What has astounded me, in recent times, is how more recent incumbents in the Northern Secretary position have been strong proponents of Brexit. I think especially of Owen Paterson, Theresa Villiers and James Brokenshire. I would have thought that their immersion in matters to do with Northern Ireland would have educated them about the difficulties which Brexit would have on the complex relationships on this island.
Surely, for instance, their experience in the North would have made them realise that the scourge of cross-border smuggling was dramatically reduced by reason of the fact that both parts of Ireland were within the Single Market and the Customs Union?
Smuggling
And that anything that would change that situation would be manna from heaven for criminal groups, allowing them to resurrect their smuggling operations?
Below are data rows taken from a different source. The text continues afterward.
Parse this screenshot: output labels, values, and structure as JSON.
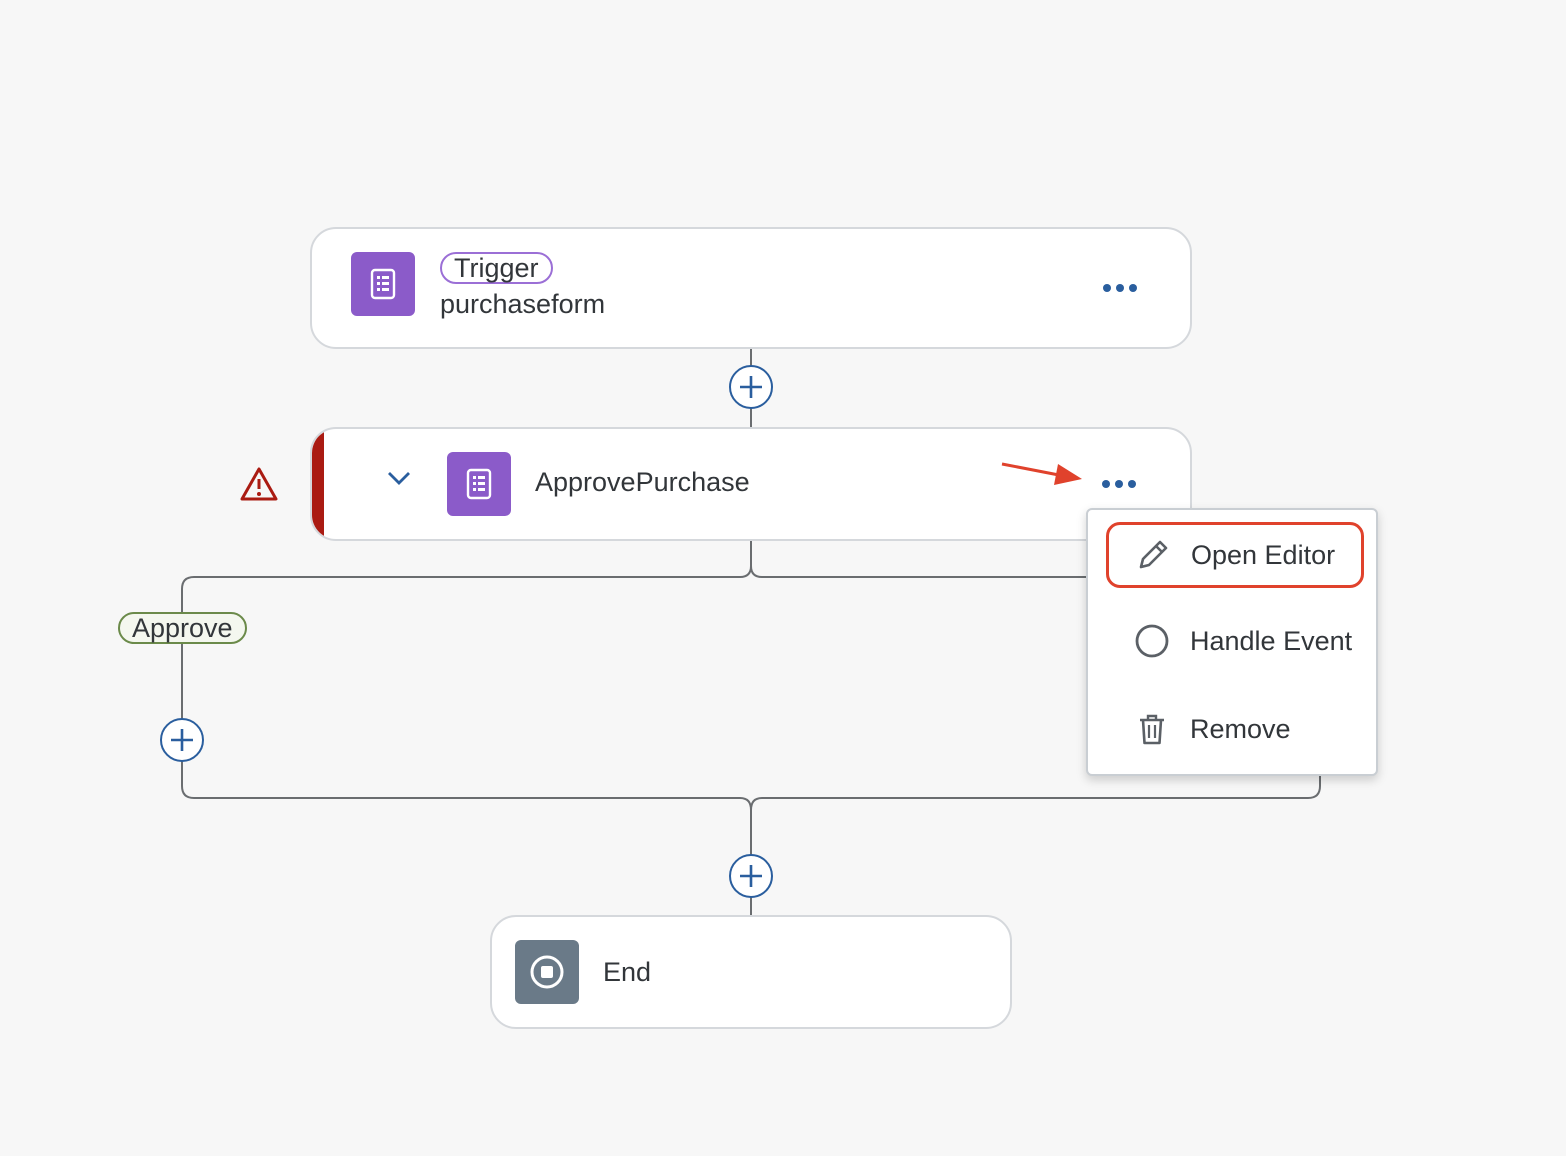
{
  "trigger_node": {
    "tag": "Trigger",
    "title": "purchaseform",
    "icon": "form-icon",
    "accent": "#8b5bc9"
  },
  "approval_node": {
    "title": "ApprovePurchase",
    "icon": "form-icon",
    "status": "error",
    "status_color": "#aa1b12",
    "accent": "#8b5bc9"
  },
  "branch": {
    "label": "Approve"
  },
  "end_node": {
    "title": "End",
    "icon": "stop-icon",
    "accent": "#6a7a88"
  },
  "context_menu": {
    "items": [
      {
        "label": "Open Editor",
        "icon": "pencil-icon",
        "highlighted": true
      },
      {
        "label": "Handle Event",
        "icon": "circle-icon"
      },
      {
        "label": "Remove",
        "icon": "trash-icon"
      }
    ],
    "highlight_color": "#e0422c"
  },
  "colors": {
    "link": "#2a5e9e",
    "connector": "#6a6d70",
    "annotation": "#e0422c"
  }
}
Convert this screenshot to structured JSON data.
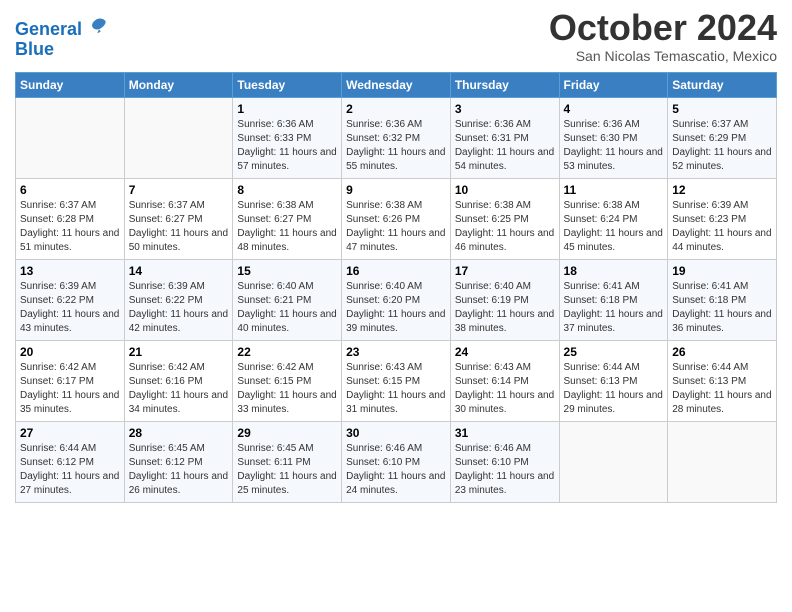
{
  "header": {
    "logo_line1": "General",
    "logo_line2": "Blue",
    "month": "October 2024",
    "location": "San Nicolas Temascatio, Mexico"
  },
  "days_of_week": [
    "Sunday",
    "Monday",
    "Tuesday",
    "Wednesday",
    "Thursday",
    "Friday",
    "Saturday"
  ],
  "weeks": [
    [
      {
        "day": "",
        "info": ""
      },
      {
        "day": "",
        "info": ""
      },
      {
        "day": "1",
        "info": "Sunrise: 6:36 AM\nSunset: 6:33 PM\nDaylight: 11 hours and 57 minutes."
      },
      {
        "day": "2",
        "info": "Sunrise: 6:36 AM\nSunset: 6:32 PM\nDaylight: 11 hours and 55 minutes."
      },
      {
        "day": "3",
        "info": "Sunrise: 6:36 AM\nSunset: 6:31 PM\nDaylight: 11 hours and 54 minutes."
      },
      {
        "day": "4",
        "info": "Sunrise: 6:36 AM\nSunset: 6:30 PM\nDaylight: 11 hours and 53 minutes."
      },
      {
        "day": "5",
        "info": "Sunrise: 6:37 AM\nSunset: 6:29 PM\nDaylight: 11 hours and 52 minutes."
      }
    ],
    [
      {
        "day": "6",
        "info": "Sunrise: 6:37 AM\nSunset: 6:28 PM\nDaylight: 11 hours and 51 minutes."
      },
      {
        "day": "7",
        "info": "Sunrise: 6:37 AM\nSunset: 6:27 PM\nDaylight: 11 hours and 50 minutes."
      },
      {
        "day": "8",
        "info": "Sunrise: 6:38 AM\nSunset: 6:27 PM\nDaylight: 11 hours and 48 minutes."
      },
      {
        "day": "9",
        "info": "Sunrise: 6:38 AM\nSunset: 6:26 PM\nDaylight: 11 hours and 47 minutes."
      },
      {
        "day": "10",
        "info": "Sunrise: 6:38 AM\nSunset: 6:25 PM\nDaylight: 11 hours and 46 minutes."
      },
      {
        "day": "11",
        "info": "Sunrise: 6:38 AM\nSunset: 6:24 PM\nDaylight: 11 hours and 45 minutes."
      },
      {
        "day": "12",
        "info": "Sunrise: 6:39 AM\nSunset: 6:23 PM\nDaylight: 11 hours and 44 minutes."
      }
    ],
    [
      {
        "day": "13",
        "info": "Sunrise: 6:39 AM\nSunset: 6:22 PM\nDaylight: 11 hours and 43 minutes."
      },
      {
        "day": "14",
        "info": "Sunrise: 6:39 AM\nSunset: 6:22 PM\nDaylight: 11 hours and 42 minutes."
      },
      {
        "day": "15",
        "info": "Sunrise: 6:40 AM\nSunset: 6:21 PM\nDaylight: 11 hours and 40 minutes."
      },
      {
        "day": "16",
        "info": "Sunrise: 6:40 AM\nSunset: 6:20 PM\nDaylight: 11 hours and 39 minutes."
      },
      {
        "day": "17",
        "info": "Sunrise: 6:40 AM\nSunset: 6:19 PM\nDaylight: 11 hours and 38 minutes."
      },
      {
        "day": "18",
        "info": "Sunrise: 6:41 AM\nSunset: 6:18 PM\nDaylight: 11 hours and 37 minutes."
      },
      {
        "day": "19",
        "info": "Sunrise: 6:41 AM\nSunset: 6:18 PM\nDaylight: 11 hours and 36 minutes."
      }
    ],
    [
      {
        "day": "20",
        "info": "Sunrise: 6:42 AM\nSunset: 6:17 PM\nDaylight: 11 hours and 35 minutes."
      },
      {
        "day": "21",
        "info": "Sunrise: 6:42 AM\nSunset: 6:16 PM\nDaylight: 11 hours and 34 minutes."
      },
      {
        "day": "22",
        "info": "Sunrise: 6:42 AM\nSunset: 6:15 PM\nDaylight: 11 hours and 33 minutes."
      },
      {
        "day": "23",
        "info": "Sunrise: 6:43 AM\nSunset: 6:15 PM\nDaylight: 11 hours and 31 minutes."
      },
      {
        "day": "24",
        "info": "Sunrise: 6:43 AM\nSunset: 6:14 PM\nDaylight: 11 hours and 30 minutes."
      },
      {
        "day": "25",
        "info": "Sunrise: 6:44 AM\nSunset: 6:13 PM\nDaylight: 11 hours and 29 minutes."
      },
      {
        "day": "26",
        "info": "Sunrise: 6:44 AM\nSunset: 6:13 PM\nDaylight: 11 hours and 28 minutes."
      }
    ],
    [
      {
        "day": "27",
        "info": "Sunrise: 6:44 AM\nSunset: 6:12 PM\nDaylight: 11 hours and 27 minutes."
      },
      {
        "day": "28",
        "info": "Sunrise: 6:45 AM\nSunset: 6:12 PM\nDaylight: 11 hours and 26 minutes."
      },
      {
        "day": "29",
        "info": "Sunrise: 6:45 AM\nSunset: 6:11 PM\nDaylight: 11 hours and 25 minutes."
      },
      {
        "day": "30",
        "info": "Sunrise: 6:46 AM\nSunset: 6:10 PM\nDaylight: 11 hours and 24 minutes."
      },
      {
        "day": "31",
        "info": "Sunrise: 6:46 AM\nSunset: 6:10 PM\nDaylight: 11 hours and 23 minutes."
      },
      {
        "day": "",
        "info": ""
      },
      {
        "day": "",
        "info": ""
      }
    ]
  ]
}
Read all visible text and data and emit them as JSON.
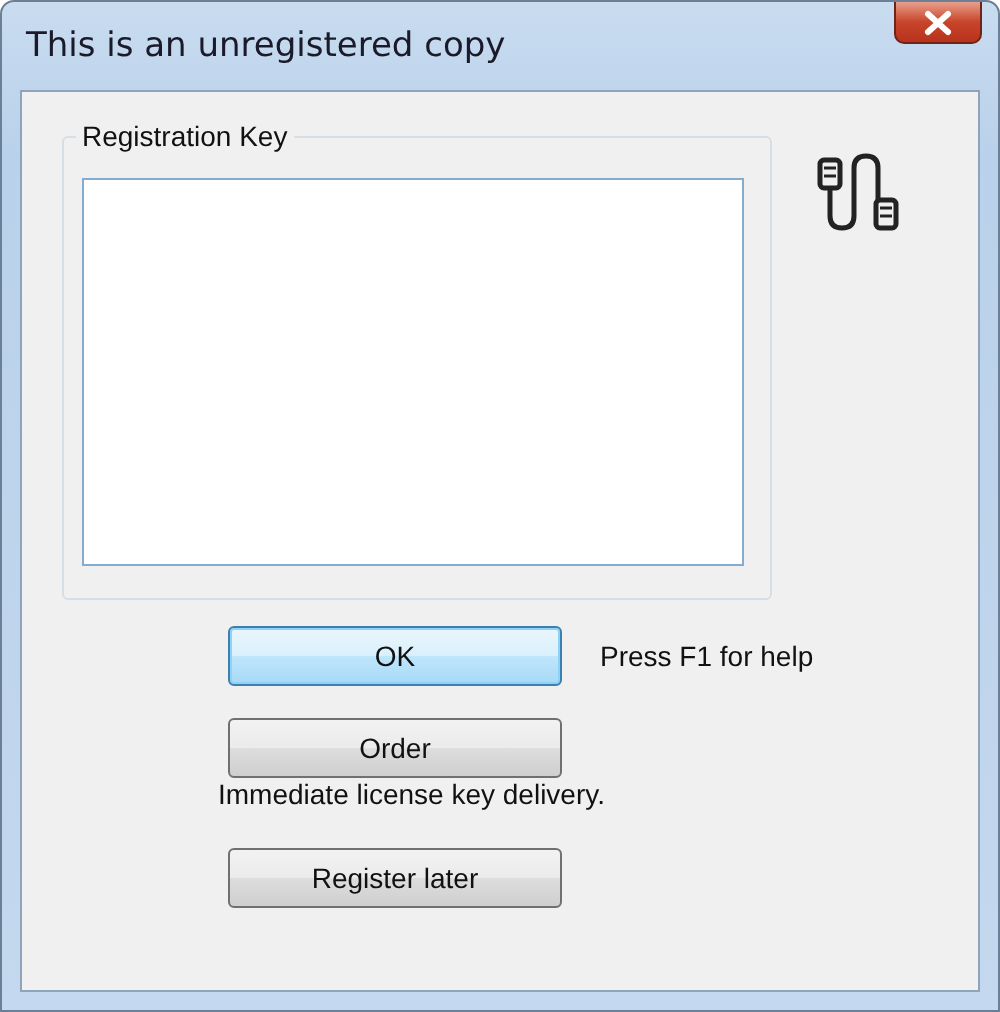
{
  "window": {
    "title": "This is an unregistered copy"
  },
  "registration": {
    "label": "Registration Key"
  },
  "actions": [
    {
      "label": "OK",
      "default": true,
      "note": "Press F1 for help",
      "kind": "beside"
    },
    {
      "label": "Order",
      "default": false,
      "note": "Immediate license key delivery.",
      "kind": "below"
    },
    {
      "label": "Register later",
      "default": false,
      "kind": "plain"
    }
  ]
}
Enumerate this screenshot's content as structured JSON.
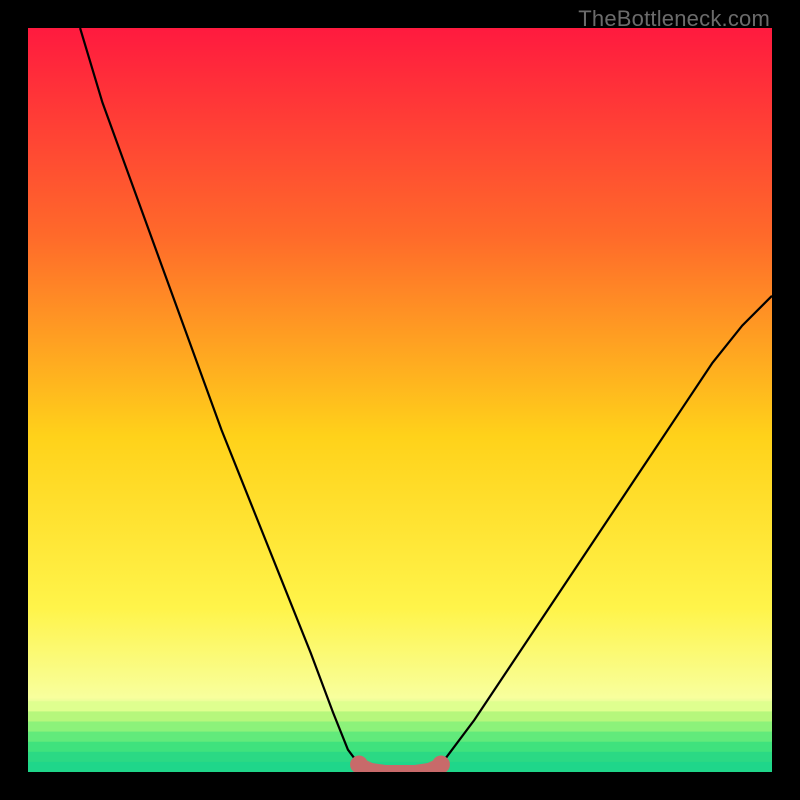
{
  "watermark": "TheBottleneck.com",
  "colors": {
    "bg_top": "#ff1a3f",
    "bg_mid1": "#ff6a2a",
    "bg_mid2": "#ffd21a",
    "bg_low1": "#fff44a",
    "bg_low2": "#f8ff9d",
    "bg_green1": "#8cf27a",
    "bg_green2": "#36e07d",
    "bg_green3": "#1fd68a",
    "curve": "#000000",
    "marker": "#c86a6a"
  },
  "chart_data": {
    "type": "line",
    "title": "",
    "xlabel": "",
    "ylabel": "",
    "xlim": [
      0,
      100
    ],
    "ylim": [
      0,
      100
    ],
    "grid": false,
    "legend": false,
    "annotations": [
      "TheBottleneck.com"
    ],
    "series": [
      {
        "name": "left-branch",
        "x": [
          7,
          10,
          14,
          18,
          22,
          26,
          30,
          34,
          38,
          41,
          43,
          44.5
        ],
        "y": [
          100,
          90,
          79,
          68,
          57,
          46,
          36,
          26,
          16,
          8,
          3,
          1
        ]
      },
      {
        "name": "right-branch",
        "x": [
          55.5,
          57,
          60,
          64,
          68,
          72,
          76,
          80,
          84,
          88,
          92,
          96,
          100
        ],
        "y": [
          1,
          3,
          7,
          13,
          19,
          25,
          31,
          37,
          43,
          49,
          55,
          60,
          64
        ]
      },
      {
        "name": "trough-markers",
        "x": [
          44.5,
          46,
          48,
          50,
          52,
          54,
          55.5
        ],
        "y": [
          1,
          0.3,
          0,
          0,
          0,
          0.3,
          1
        ]
      }
    ]
  }
}
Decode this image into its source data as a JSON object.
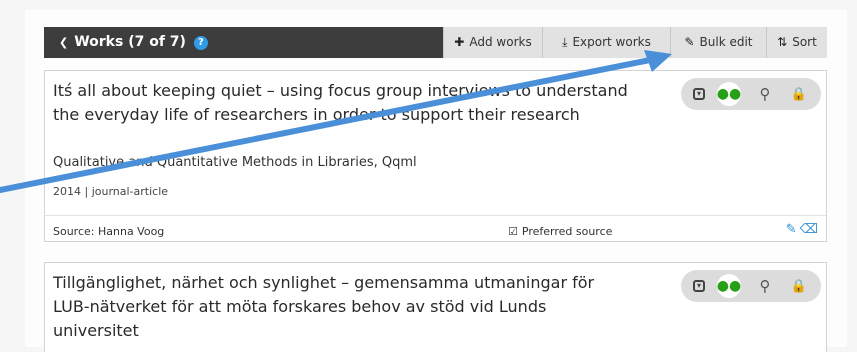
{
  "header": {
    "title": "Works (7 of 7)",
    "help_glyph": "?",
    "toolbar": {
      "add_works": "Add works",
      "export_works": "Export works",
      "bulk_edit": "Bulk edit",
      "sort": "Sort"
    }
  },
  "works": [
    {
      "title": "Itś all about keeping quiet – using focus group interviews to understand the everyday life of researchers in order to support their research",
      "journal": "Qualitative and Quantitative Methods in Libraries, Qqml",
      "meta": "2014 | journal-article",
      "source": "Source: Hanna Voog",
      "preferred": "Preferred source"
    },
    {
      "title": "Tillgänglighet, närhet och synlighet – gemensamma utmaningar för LUB-nätverket för att möta forskares behov av stöd vid Lunds universitet"
    }
  ],
  "colors": {
    "header_bg": "#3d3d3d",
    "toolbar_bg": "#e2e2e2",
    "accent_blue": "#2f8fd6",
    "arrow": "#4a8fd8",
    "people_green": "#26a017"
  },
  "icons": [
    "chevron-down-icon",
    "help-icon",
    "plus-icon",
    "download-icon",
    "pencil-icon",
    "sort-icon",
    "expand-icon",
    "people-icon",
    "key-icon",
    "lock-icon",
    "check-icon",
    "trash-icon"
  ]
}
And that the seamless movement of people, goods and services which we, on the island, have been used to in the last few decades would be dramatically jeopardised by Brexit?
If no-one else within the Tory party saw it coming, these three MPs with Northern Secretary experience should have been able to warn their colleagues that their exit from the EU, in the context of the Irish border, would be extremely difficult to achieve, quite apart from having adverse ramifications for all who live on the island. And yet, particularly, Mr Paterson and Ms Villiers have been vocal cheerleaders for Brexit. Their stint in the North must not have had an influence on their thought-processes when it comes to their judgment on Brexit.
Coming back to Mrs Bradley, her statements on Brexit have been merely to parrot the nonsensical mantras used by her leader, Mrs May, particularly the one about ‘not going back to the borders of the past’. Mrs Bradley’s comments last week have not inspired confidence in her ability, in the future, to be even-handed in her dealings in the North.
While her position as Northern Secretary hangs by a thread, she cannot afford to put her foot in it again. Otherwise, it’s the political trapdoor for her.